CIAT strengthens partnership with Kenya

Kenya isn’t just home to CIAT’s operations in Africa, it is home to a longstanding and successful partnership with the Kenya Agriculture and Livestock Research Organisation (KALRO) (formerly KARI).

Over the years, the partners have generated major agricultural research successes for the benefit of Kenyan farmers. It is against this backdrop that KALRO and CIAT cemented their commitment to find sustainable solutions to the challenges facing the country’s agricultural sector by signing a memorandum of understanding (MoU).

Dr. Ruben Echeverria, Director General, CIAT, and Dr. Felister Makini, Ag. Deputy Director General Crops – Crops Division, on behalf of the KALRO Director General, formalised their partnership of collaborative research for development on 23 September 2015.

The MoU lays out their commitment to build sustainable food and nutrition security, and environmental health; strengthen market links to stimulate agricultural production and improve incomes and rural livelihoods; increase bean and forage productivity; enhance sustainable soil, water and land management; reduce vulnerability to climate variability and change and promote climate resilience and climate smart agricultural practices; and support capacity development and institutional strengthening.

KALRO mou

L-r: Felister Makini, Deputy Director General Crops, & Joseph Mureithi, Deputy Director General, Livestock, KALRO; Robin Buruchara, Regional Director – Africa, & Ruben Echeverria, Director General, CIAT. Credit: SMalyon/CIAT

Speaking at the signing at KALRO’s headquarters in Nairobi, Dr. Felister Makini emphasised the importance of working with partners: “Our relationship with CIAT dates back many years and we have celebrated many successes, particularly in bean, soils and forages research. Through our partnership we can continue to drive forward to achieve food security and develop scientific tools and technologies to create lasting impact for Kenya’s farmers.”

Ruben Echeverria, visiting the region from CIAT’s headquarters in Colombia, added: “Partnerships with national research institutions like KALRO are essential if CIAT is to achieve its aim to reduce hunger and poverty, and improve nutrition through agricultural research. The MoU cements our pledge to work collaboratively, support training and capacity building, and seek out new opportunities to create meaningful change on the ground through joint research projects.”

At the meeting, researchers from KALRO and CIAT highlighted some of the major challenges the partnership will tackle including: unleashing the potential of livestock farming by continuing to search for solutions to Kenya’s severe feed shortage; building national bean breeding capacity, increasing bean production and markets, and improving nutrition through the release of high-iron beans and value-added bean products; tackling land degradation and soil erosion along with finding solutions for adapting to climate change. Over the next few weeks, researchers from both organisations will agree a set of targets and activities to meet these challenges.

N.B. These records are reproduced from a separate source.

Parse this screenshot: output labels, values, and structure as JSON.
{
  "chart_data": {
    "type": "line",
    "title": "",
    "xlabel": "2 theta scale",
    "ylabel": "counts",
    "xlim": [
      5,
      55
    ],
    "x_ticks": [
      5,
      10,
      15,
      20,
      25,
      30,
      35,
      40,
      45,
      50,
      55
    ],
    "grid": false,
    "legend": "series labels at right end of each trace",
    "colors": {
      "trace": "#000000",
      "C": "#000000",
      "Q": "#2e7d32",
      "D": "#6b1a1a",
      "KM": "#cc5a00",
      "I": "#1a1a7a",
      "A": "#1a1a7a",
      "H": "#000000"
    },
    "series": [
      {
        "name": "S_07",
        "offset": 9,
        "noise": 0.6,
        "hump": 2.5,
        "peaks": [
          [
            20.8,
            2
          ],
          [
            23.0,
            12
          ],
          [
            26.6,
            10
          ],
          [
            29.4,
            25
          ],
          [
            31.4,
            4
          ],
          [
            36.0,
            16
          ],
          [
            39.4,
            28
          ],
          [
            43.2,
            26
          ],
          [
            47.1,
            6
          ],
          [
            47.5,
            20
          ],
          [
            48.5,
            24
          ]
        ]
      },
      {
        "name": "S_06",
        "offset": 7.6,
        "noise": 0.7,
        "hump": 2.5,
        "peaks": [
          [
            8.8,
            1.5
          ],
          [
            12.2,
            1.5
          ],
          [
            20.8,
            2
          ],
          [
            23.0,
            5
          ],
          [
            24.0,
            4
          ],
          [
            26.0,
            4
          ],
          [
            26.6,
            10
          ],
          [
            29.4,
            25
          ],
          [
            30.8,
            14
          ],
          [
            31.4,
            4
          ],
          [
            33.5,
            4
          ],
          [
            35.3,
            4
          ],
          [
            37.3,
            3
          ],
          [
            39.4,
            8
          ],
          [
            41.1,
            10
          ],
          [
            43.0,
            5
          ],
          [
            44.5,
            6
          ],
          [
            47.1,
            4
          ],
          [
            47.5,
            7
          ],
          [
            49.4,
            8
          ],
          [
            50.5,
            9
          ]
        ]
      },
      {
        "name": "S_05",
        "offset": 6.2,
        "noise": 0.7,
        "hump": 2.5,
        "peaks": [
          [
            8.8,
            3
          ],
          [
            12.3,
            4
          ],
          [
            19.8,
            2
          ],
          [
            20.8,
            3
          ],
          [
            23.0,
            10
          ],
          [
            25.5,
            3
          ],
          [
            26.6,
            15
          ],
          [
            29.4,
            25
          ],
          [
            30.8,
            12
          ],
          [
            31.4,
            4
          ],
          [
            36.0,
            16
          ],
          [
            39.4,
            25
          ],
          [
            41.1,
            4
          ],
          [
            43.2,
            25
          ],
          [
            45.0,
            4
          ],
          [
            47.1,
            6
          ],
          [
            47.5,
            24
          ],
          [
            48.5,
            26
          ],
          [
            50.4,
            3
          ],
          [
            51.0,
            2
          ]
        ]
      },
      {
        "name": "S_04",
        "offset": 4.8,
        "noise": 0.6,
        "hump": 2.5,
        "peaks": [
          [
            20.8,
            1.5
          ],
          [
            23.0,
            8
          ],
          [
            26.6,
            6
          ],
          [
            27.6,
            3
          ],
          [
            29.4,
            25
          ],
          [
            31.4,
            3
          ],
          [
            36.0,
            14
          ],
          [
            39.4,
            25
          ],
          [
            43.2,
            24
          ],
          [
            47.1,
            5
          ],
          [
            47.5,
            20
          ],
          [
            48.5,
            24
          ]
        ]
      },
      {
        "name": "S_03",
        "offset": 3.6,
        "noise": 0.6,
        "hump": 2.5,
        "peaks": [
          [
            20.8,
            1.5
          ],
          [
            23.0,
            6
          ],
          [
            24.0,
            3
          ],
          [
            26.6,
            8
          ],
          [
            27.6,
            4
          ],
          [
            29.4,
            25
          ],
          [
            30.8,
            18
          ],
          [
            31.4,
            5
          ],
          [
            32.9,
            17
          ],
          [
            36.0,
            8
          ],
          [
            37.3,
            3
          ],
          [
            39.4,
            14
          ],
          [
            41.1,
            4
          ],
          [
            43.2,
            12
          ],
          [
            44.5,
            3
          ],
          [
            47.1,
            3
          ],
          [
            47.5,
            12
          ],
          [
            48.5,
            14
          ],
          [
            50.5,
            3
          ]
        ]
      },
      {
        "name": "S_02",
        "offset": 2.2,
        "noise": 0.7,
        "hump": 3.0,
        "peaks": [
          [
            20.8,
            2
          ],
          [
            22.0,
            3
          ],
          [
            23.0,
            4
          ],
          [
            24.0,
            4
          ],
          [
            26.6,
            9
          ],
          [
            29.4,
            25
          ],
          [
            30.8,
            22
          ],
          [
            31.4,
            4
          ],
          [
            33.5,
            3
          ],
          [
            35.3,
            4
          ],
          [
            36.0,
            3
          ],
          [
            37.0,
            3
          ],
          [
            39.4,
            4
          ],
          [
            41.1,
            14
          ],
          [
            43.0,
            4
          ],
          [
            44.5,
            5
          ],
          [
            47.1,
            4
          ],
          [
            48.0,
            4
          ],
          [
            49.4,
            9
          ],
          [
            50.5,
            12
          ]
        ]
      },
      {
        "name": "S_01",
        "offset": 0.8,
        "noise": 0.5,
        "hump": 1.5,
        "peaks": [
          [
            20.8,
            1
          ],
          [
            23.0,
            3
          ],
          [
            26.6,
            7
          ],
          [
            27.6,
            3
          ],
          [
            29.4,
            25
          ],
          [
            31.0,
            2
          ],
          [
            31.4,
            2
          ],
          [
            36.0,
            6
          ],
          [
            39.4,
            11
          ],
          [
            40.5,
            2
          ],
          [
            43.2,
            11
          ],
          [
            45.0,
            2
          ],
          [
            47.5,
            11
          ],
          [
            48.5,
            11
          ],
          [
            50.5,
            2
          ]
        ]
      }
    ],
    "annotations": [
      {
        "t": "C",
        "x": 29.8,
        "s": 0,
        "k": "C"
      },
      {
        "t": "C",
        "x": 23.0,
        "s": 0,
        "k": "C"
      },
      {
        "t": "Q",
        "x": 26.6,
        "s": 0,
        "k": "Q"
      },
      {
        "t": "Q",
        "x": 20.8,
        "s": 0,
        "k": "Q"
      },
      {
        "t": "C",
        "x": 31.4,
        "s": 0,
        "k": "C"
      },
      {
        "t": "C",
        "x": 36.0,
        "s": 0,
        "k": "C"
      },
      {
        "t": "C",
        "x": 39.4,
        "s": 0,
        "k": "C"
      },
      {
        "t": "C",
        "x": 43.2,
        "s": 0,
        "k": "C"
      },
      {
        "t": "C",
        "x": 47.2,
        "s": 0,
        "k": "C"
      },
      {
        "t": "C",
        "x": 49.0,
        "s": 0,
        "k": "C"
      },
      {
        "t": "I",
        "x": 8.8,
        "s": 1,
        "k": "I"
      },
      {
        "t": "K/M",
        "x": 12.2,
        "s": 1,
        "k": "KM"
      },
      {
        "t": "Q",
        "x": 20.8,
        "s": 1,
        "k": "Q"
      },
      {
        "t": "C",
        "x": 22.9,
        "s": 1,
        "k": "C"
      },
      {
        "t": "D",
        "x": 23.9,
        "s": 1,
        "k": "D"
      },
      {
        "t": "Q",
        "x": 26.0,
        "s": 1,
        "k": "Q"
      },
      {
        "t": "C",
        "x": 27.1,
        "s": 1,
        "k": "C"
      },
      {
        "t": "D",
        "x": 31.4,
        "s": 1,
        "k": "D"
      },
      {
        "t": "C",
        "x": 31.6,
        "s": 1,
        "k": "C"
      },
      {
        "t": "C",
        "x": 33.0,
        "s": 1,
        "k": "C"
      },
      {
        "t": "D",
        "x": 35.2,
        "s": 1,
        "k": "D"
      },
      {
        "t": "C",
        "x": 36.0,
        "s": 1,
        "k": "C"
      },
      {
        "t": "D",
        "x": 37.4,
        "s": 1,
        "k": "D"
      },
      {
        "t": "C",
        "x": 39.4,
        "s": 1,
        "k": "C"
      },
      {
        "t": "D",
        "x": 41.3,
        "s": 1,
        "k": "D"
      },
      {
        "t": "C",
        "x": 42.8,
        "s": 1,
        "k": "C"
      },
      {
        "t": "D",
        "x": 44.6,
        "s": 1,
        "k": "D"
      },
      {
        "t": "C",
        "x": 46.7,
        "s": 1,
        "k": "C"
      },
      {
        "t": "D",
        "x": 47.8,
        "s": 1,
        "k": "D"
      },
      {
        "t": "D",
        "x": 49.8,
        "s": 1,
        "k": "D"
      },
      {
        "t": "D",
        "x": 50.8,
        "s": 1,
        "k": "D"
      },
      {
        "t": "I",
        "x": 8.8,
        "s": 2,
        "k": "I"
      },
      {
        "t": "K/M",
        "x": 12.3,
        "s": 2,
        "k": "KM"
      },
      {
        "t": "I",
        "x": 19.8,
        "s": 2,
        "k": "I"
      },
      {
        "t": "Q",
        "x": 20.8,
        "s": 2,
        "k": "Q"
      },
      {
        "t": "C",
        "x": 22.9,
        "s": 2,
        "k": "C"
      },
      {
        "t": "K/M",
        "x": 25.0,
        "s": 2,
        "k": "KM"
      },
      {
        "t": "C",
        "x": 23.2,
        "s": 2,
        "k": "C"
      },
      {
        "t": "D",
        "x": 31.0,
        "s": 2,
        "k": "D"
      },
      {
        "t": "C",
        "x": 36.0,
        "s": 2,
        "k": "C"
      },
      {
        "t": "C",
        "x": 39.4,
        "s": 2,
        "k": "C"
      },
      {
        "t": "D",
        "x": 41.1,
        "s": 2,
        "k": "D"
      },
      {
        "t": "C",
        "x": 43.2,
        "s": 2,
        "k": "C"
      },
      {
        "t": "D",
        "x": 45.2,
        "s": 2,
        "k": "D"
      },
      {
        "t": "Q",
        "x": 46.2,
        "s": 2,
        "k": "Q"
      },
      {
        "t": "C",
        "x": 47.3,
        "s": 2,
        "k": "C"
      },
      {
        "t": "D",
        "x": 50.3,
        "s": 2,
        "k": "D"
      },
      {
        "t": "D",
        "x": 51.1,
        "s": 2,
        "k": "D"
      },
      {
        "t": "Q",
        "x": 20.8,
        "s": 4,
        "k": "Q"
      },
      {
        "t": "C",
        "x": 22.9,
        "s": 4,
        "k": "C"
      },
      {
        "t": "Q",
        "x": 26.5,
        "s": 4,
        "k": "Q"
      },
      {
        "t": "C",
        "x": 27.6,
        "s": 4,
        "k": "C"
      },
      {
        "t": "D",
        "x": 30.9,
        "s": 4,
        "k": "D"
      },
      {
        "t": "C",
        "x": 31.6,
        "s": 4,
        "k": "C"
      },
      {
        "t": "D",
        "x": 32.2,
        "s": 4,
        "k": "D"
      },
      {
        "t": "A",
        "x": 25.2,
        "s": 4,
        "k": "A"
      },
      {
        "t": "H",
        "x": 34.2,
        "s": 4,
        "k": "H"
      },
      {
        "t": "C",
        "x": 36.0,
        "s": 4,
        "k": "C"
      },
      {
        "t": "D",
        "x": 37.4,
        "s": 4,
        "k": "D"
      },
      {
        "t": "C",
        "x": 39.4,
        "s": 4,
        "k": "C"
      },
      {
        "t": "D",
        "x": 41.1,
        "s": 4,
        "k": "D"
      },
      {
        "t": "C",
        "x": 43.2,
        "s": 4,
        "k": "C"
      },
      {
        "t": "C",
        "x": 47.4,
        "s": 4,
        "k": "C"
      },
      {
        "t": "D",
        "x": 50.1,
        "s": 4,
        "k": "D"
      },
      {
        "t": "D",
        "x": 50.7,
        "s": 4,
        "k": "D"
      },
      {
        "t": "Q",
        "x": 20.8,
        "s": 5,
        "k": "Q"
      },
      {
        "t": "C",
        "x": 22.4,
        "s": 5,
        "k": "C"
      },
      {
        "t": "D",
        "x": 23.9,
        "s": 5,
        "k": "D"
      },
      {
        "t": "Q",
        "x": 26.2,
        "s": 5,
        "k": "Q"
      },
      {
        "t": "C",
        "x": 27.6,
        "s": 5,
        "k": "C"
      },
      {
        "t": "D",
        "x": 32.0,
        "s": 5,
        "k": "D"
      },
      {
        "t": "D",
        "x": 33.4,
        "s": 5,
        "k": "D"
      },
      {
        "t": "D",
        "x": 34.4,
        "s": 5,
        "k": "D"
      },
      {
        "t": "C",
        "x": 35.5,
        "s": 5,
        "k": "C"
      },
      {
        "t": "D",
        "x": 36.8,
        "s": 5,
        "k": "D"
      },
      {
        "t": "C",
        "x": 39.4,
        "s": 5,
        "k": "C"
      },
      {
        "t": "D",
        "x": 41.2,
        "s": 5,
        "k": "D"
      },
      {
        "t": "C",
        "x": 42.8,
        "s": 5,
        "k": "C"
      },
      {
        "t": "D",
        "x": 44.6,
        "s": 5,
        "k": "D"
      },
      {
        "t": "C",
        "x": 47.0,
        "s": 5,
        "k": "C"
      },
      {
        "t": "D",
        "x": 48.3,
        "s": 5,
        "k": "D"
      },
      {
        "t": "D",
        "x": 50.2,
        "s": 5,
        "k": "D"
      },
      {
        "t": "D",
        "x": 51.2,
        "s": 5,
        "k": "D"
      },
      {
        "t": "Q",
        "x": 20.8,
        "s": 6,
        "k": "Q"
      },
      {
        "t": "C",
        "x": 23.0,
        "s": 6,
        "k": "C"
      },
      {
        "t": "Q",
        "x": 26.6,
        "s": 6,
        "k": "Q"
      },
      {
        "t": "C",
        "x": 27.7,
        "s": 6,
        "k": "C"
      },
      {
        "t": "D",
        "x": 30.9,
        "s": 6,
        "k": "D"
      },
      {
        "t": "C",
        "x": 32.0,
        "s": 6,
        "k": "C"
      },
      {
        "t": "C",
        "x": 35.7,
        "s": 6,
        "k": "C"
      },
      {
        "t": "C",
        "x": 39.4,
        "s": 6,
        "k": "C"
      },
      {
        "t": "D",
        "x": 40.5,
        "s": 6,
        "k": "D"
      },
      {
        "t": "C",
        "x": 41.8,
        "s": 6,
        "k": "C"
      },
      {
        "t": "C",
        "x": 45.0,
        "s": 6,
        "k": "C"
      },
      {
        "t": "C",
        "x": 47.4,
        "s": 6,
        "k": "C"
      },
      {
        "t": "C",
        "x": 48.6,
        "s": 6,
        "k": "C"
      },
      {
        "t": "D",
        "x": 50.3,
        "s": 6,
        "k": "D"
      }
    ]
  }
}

The partnership between KALRO and CIAT has led to many projects and successes across soils, beans, forages and climate change research:

  • Kenya’s membership of the Pan-Africa Bean Research Alliance (PABRA), coordinated by CIAT, has enabled KALRO to develop and release disease tolerant high yielding, farmer and market preferred bean varieties, now grown by hundreds of thousands of farmers in the country. In the future, it could also see KALRO release a new CIAT bean that can grow in higher temperatures, in efforts to combat climate change. Other climate smart bean varieties developed by CIAT are being tested by KALRO at its Katumani research station.
  • Improved bean seed systems through the fostering of public-private partnerships with private seed companies enabling farmers to access quality seeds of new varieties.
  • The evaluation of CIAT forage materials in the search for improved feed options for livestock farming to increase livestock productivity, support environmental services, overcome constraints of forage seed production and establish efficient and reliable forage seed systems contributing to livestock value chains that are climate-smart and sustainable.
  • The strengthening of Kenya’s national Bean Program through PABRA-supported capacity building.
  • Research into Integrated Soil Fertility Management (ISFM) aimed at boosting farm system productivity and intensification has led to greater adoption of ISFM technologies.
  • The development of a public-private partnership to research and develop a pre-cooked bean product, providing an affordable, quick to cook and nutritious food option.